Malacañang on Friday shrugged off a growing clamor for Energy Secretary Carlos Jericho Petilla to resign for allegedly fabricating a power crisis scenario next summer.
Several groups, including the Trade Union Congress of the Philippines-led Nagkaisa, accused Petilla of painting a false picture to justify the call for emergency powers for President Benigno Aquino 3rd.
“Secretary Petilla took the country for a ride. He bluffed the President, the Cabinet, the senators and congressmen, the business sector, the labor and consumer groups with his tall tales of thin power reserves to justify emergency powers that entail possible purchase of multibillion-peso generator sets,” Nagkaisa said in a statement.
But Presidential Communications Secretary Herminio Coloma Jr. maintained that Petilla did not deceive anyone, and that even President Aquino “has affirmed need to prepare for contingency.”
At a forum of foreign correspondents last Wednesday, the President reiterated the need for Congress to provide him with the means to “prepare for the worst” if a power shortage sets in next year.
“At the end of the day, if there is no power, and the selling of power for that matter, if there is no power come our summer months, there will only be one party that will be blamed, and that will be the executive,” Aquino said.
At a House hearing on Monday, the Department of Energy predicted three to five-hour rotating brownouts for five straight days in a row in the summer of 2015, contrary to the data of the House energy committee that showed only a 31-megawatt shortfall, or a one-hour rotating brownout for one day in a week.
Aquino is asking Congress to issue a joint resolution to grant him special powers that will allow the government to buy or lease generator sets to augment the thinning power reserves.
While the House was earlier open to granting him powers, lawmakers appear less inclined to do so after comparing data, and seem more likely to recommend the Interruptible Load Program (ILP) to address the energy shortage.

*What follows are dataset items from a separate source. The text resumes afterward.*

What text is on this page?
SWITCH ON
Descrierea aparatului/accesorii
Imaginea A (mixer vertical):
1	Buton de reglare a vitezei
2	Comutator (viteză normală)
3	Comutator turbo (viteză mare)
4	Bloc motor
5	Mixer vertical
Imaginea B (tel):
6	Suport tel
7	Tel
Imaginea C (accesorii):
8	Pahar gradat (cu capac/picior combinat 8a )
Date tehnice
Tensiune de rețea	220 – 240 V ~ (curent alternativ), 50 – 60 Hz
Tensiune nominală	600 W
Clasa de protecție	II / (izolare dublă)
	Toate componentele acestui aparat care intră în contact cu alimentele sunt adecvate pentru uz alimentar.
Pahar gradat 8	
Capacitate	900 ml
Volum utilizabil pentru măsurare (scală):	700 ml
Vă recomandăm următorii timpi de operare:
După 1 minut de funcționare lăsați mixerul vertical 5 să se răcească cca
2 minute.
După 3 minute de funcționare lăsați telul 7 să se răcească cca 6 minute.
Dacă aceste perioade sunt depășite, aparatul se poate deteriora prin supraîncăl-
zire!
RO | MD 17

The ILP is a voluntary scheme where customers with large power loads, such as factories and malls, will be asked to operate their own generator sets during peak hours. The ILP, rather than contracting power, would also be a less costly option.
Aquino acknowledged that the ILP “is a plausible substitute” but said “these standby generators for the most part have never been considered as baseload plants.”
Also on Friday, Petilla reiterated the need for emergency presidential powers, saying the best antidote to a power crisis is to contract additional generating capacity.
He downplayed suggestions to postpone the Malampaya shutdown scheduled from March to June next year, saying suspending the shutdown would only result in bigger revenue losses for the government.
“A reserve shortage is a power crisis problem, that’s what people don’t understand,” Petilla told a television interview.